Trezor Warns Users of Phishing Scam Exploiting Support Emails

June 24, 2025 – Hardware wallet maker Trezor has issued a warning about a phishing scam targeting its customers, which used a previously undisclosed HTML vulnerability to edit the company’s own support emails and deliver malicious content.

While it remains unclear whether users fell victim to the scam, the incident highlights rising threats aimed at hardware wallet users amid a surge in crypto-related phishing campaigns.

Key Takeaways

• Trezor warned users of a phishing scam exploiting an HTML vulnerability in its own support emails.
• The attack likely used user data from past breaches, offered on the dark web.
• It remains unclear if any users lost funds.
• The phishing scam worked by modifying automated emails from Trezor’s support system.
• Trezor says the vulnerability has been contained, but users should stay alert.

The Nature of the Scam

According to Trezor’s advisory earlier today, attackers were able to exploit an HTML string vulnerability to modify automatic responses from Trezor’s support email system.

The phishing method worked as follows:

• Attackers submitted a support request using stolen user data, acquired from previous breaches and dark web sales.
• They embedded malicious HTML code in the request.
• This code altered Trezor’s automated email response, adding a phishing message and fake links.
• The spoofed email was sent from a legitimate Trezor email address, making it appear genuine to recipients.

Important Update

We have identified a security issue where attackers abused our contact form to send scam emails appearing as legitimate Trezor support replies.

These scam emails appear legitimate but are a phishing attempt.

Remember, NEVER share your wallet backup — it must…

— Trezor (@Trezor) June 23, 2025

Unclear Impact, Possible Origins in Dark Web Data Sales

While Trezor stated there was “no email breach” and the situation is now under control, it did not confirm whether any users lost funds. The phishing attempt appears to have stemmed from data obtained in earlier hacks involving Trezor user records.

Cyber intelligence groups had spotted listings on dark web forums advertising technical details of the exploit for $10,000. Trezor acknowledged this as the likely source of the attack.

A Familiar Threat for Trezor and Hardware Wallets

Trezor and other major hardware wallet providers have faced similar issues in the past, as attackers continue to target self-custody users.
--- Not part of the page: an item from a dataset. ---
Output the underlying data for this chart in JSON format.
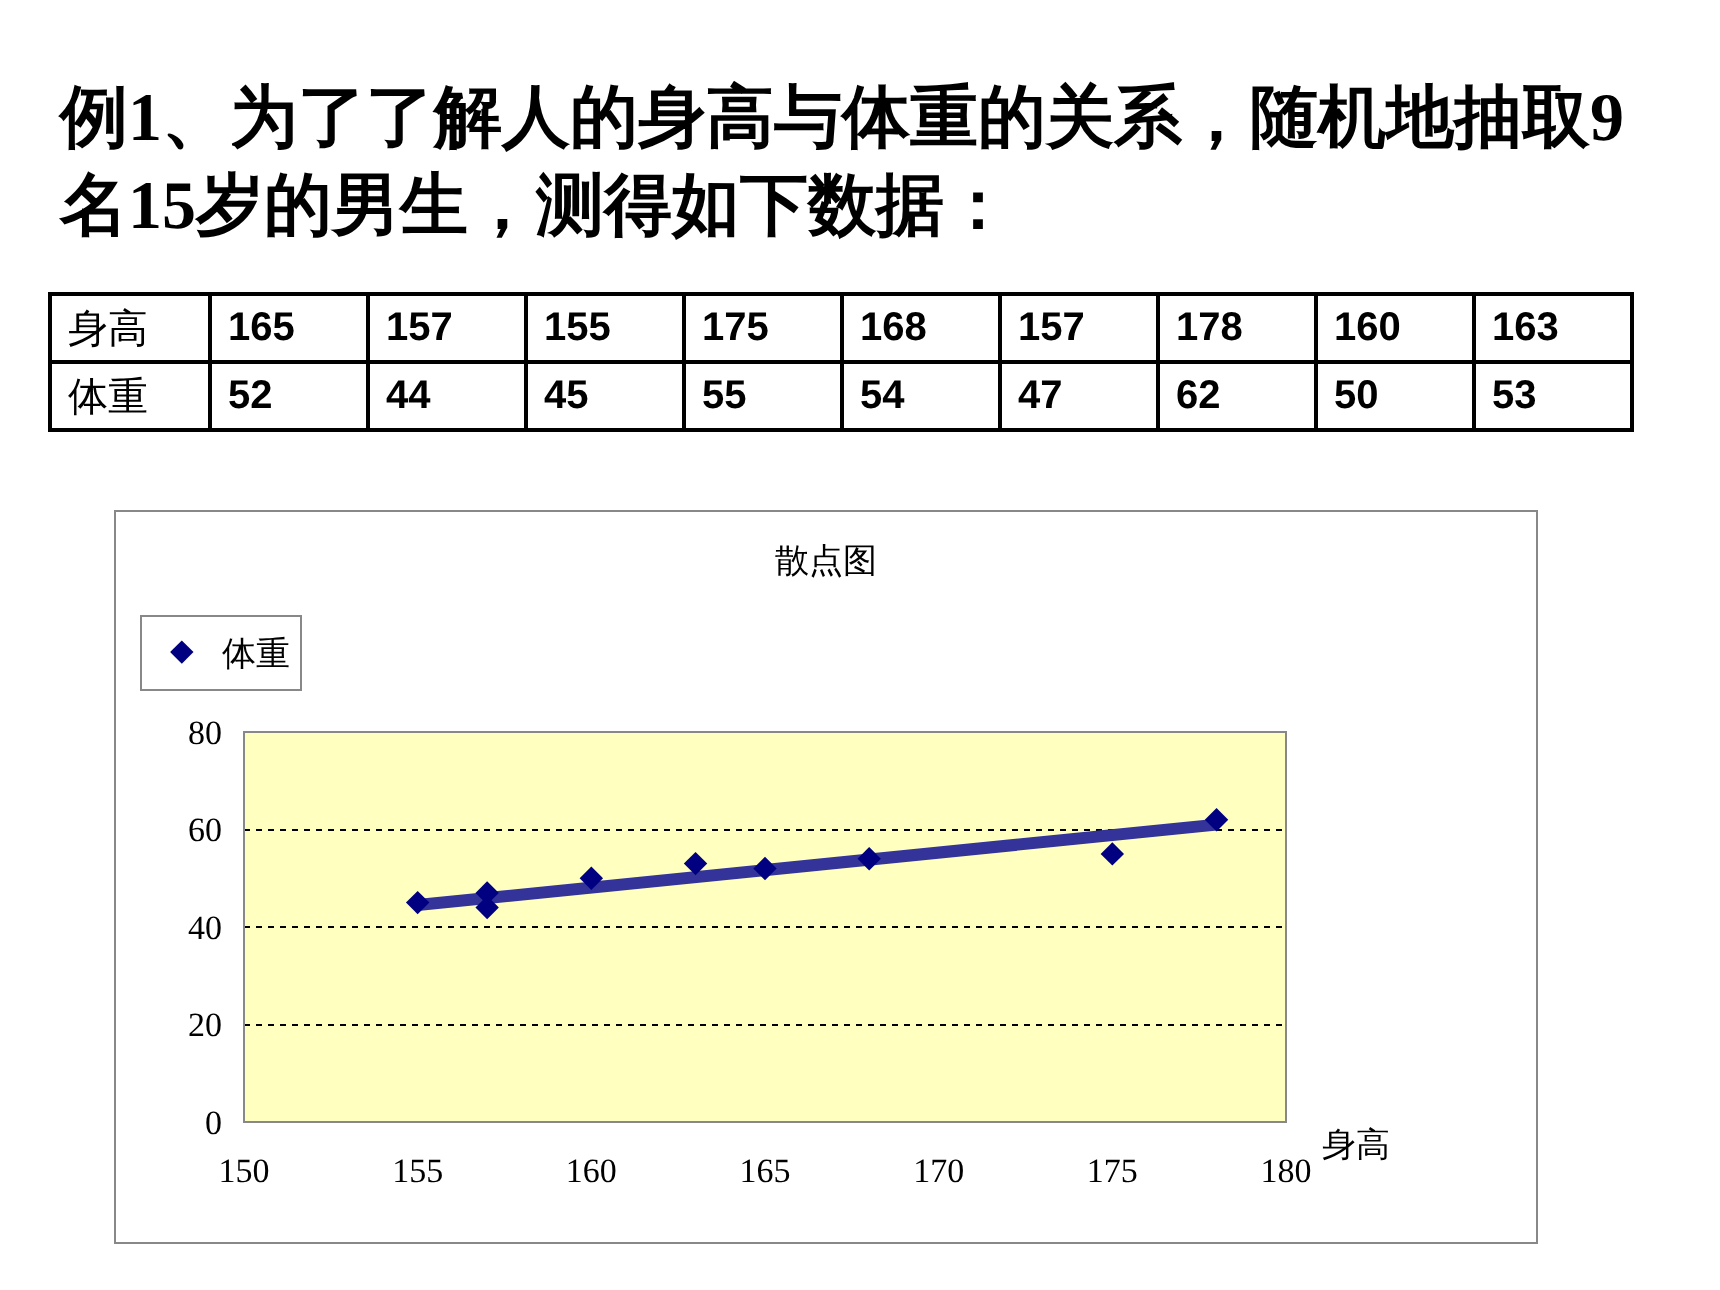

This latest scam highlights the vulnerability of even trusted communication channels.

By leveraging legitimate Trezor support emails and previously stolen user data, the attackers crafted a sophisticated phishing scheme capable of bypassing many users’ typical security awareness.

Caution for Users

Trezor urged users to remain vigilant and to avoid interacting with any unexpected emails—even those appearing to originate from its own support channels. As always, the company reminded users:

• Never share seed phrases or passwords via email.
• Always verify the source of emails.
• Rely on Trezor’s official site for support and updates.

Did You Know?

Trezor was the world’s first hardware wallet brand, launched in 2014 by SatoshiLabs. It remains one of the most trusted names in cold storage for crypto—even as attackers continue to target its users.